Citing Stone v. State, 236 Ga. App. 365 (511 SE2d 915), the majority accepts the State’s contention that a charge on justification based on the right to resist an unlawful arrest was not required because such a charge speaks only to the sufficiency of the evidence. In Stone, the defendant was charged with possession of a dangerous weapon, a razor blade, by an inmate. Although the defendant’s sole defense in Stone was that his razor blade was not a dangerous[*780] weapon, this Court held that the trial court did not err in refusing to instruct the jury that the defendant’s razor was not a dangerous weapon because such an instruction would have spoken to the weight of the evidence regarding an essential element of the crime charged, not a recognized criminal defense.
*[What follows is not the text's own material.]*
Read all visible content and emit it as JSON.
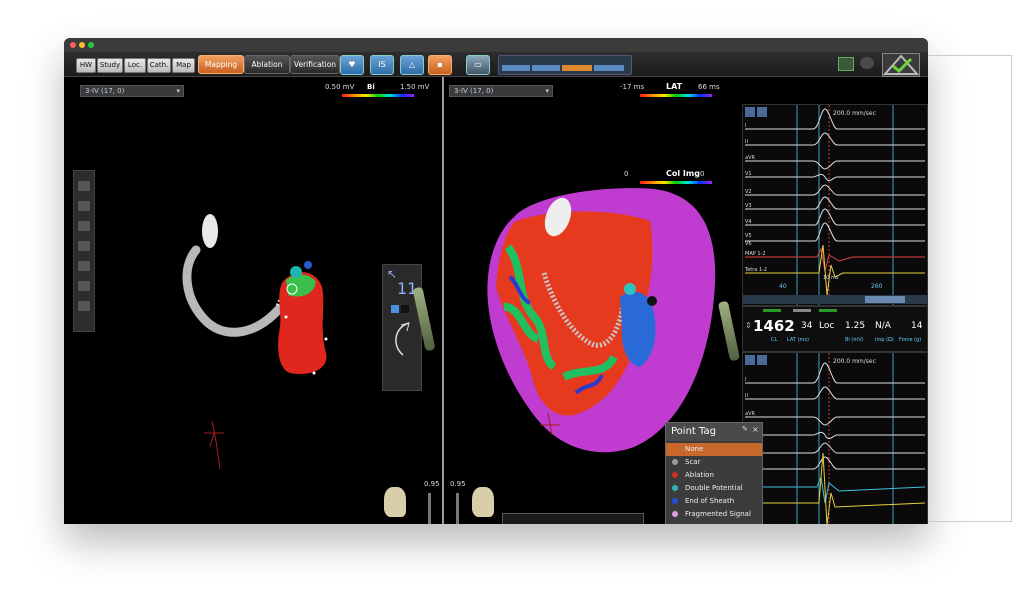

Id. at 366 (1). This holding is supported by reference to the rule in Muhammad v. State, 243 Ga. 404, 406 (1) (254 SE2d 356), which provides that a trial court is not required to instruct that mere presence at the crime scene is insufficient to authorize a conviction because, even where “mere presence” is asserted as the sole defense, such a charge does not go to a recognized defense but “is really a corollary to the requirement that the [S]tate prove each element of the offense charged.” Id. I do not believe that the same reasoning applies in the case sub judice because justification based on a person’s right to resist an unlawful arrest is a recognized defense in Georgia. See OCGA § 16-3-20 (5), (6); Davis v. State, 172 Ga. App. at 194 (1), supra.

Decided November 12, 1999 Robert L. Mack, Jr., for appellant. Keith C. Martin, Solicitor, Michael L. Tripp, Assistant Solicitor, for appellee.

Since defendant justified her resistance to arrest based on her perception that she was being illegally restrained by a law enforcement officer, I believe the trial court erred in failing to charge the jury as to a person’s right to resist an unlawful arrest. This is so because a trial court must charge the jury on a defendant’s sole defense, even without a written request, if the circumstances support the charge. Tarvestad v. State, 261 Ga. at 606, supra.